Sono terziari francescani che non sono riusciti a seguire la fraternità a causa di tutte le loro traversie economiche. Tuttavia, “poiché la situazione descritta esige un rapido intervento da parte dell’ufficio della carità del Papa”, l’arcivescovo elemosiniere di sua santità Konrad Krajewskj, risponde di “avere il piacere di rimettere loro, in via eccezionale, l’assegno di 1000 euro. L’arcivescovo, compie inoltre “il venerato incarico di significare loro che il presente aiuto è rimesso a nome di Sua Santità Francesco il Quale l’accompagna con la preghiera e con una particolare Benedizione apostolica propiziatrice dei desiderati aiuti e conforti divini che di cuore imparte a lei e a tutti i suoi cari” (dalla lettera inviata loro dal Vaticano il 4 dicembre 2013, Elemosineria di Sua Santità, protocollo 402/2013).

(Tratto da livesicilia:

https://www.youtube.com/watch?v=Inj7nLylZ2Q&feature=player_embedded#t=98)

Tutti coloro che volessero usufruire di questo sussidio, dunque, sappiano che dovranno inviare una lettera, dettagliando le proprie problematiche, alla “Elemosineria di Sua Santità” presso la città del Vaticano. Per riscuotere l’assegno, chi non avrà la possibilità di andare a Roma o di avere un conto bancario, dovrà specificarlo nella lettera e richiedere un eventuale vaglia postale, inviando il nome corretto a cui intestarlo.

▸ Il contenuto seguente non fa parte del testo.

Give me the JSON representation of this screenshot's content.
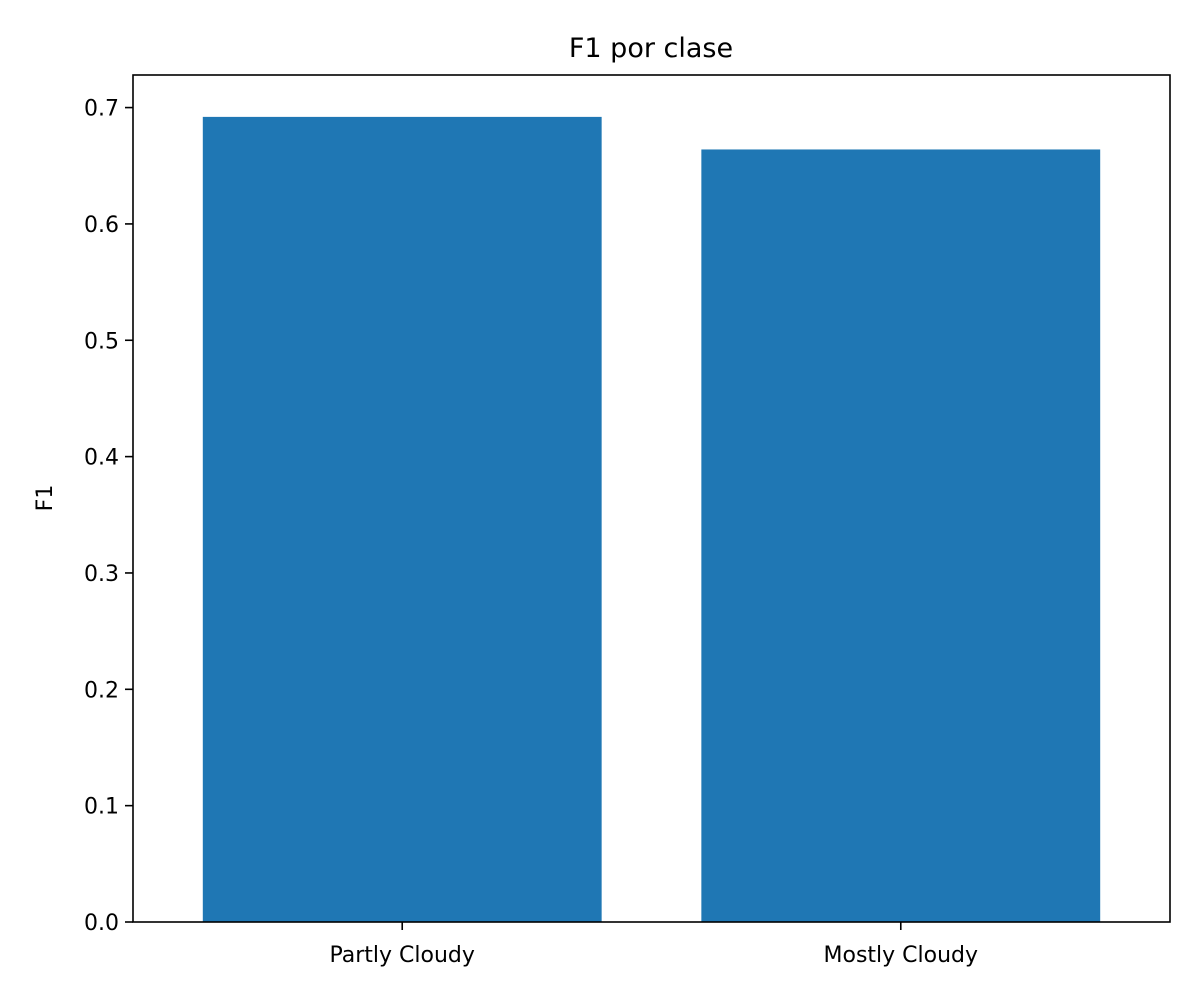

Inoltre, cosa molto importante, bisogna sapere che, poiché l’elemosineria apostolica ha il compito di erogare modesti e saltuari sussidi ai poveri – che nelle loro necessità si rivolgono al Santo Padre tramite l’ufficio dell’elemosineria stessa – gli aiuti sono concessi di norma solo mediante la mediazione della Parrocchia di appartenenza (dal Vaticano 4 dicembre 2013, elemosineria di Sua Santità protocollo 402/2013).

Si suppone dunque che i sussidi saranno concessi ai poveri iscritti alla Chiesa Cattolica, con la buona parola del parroco.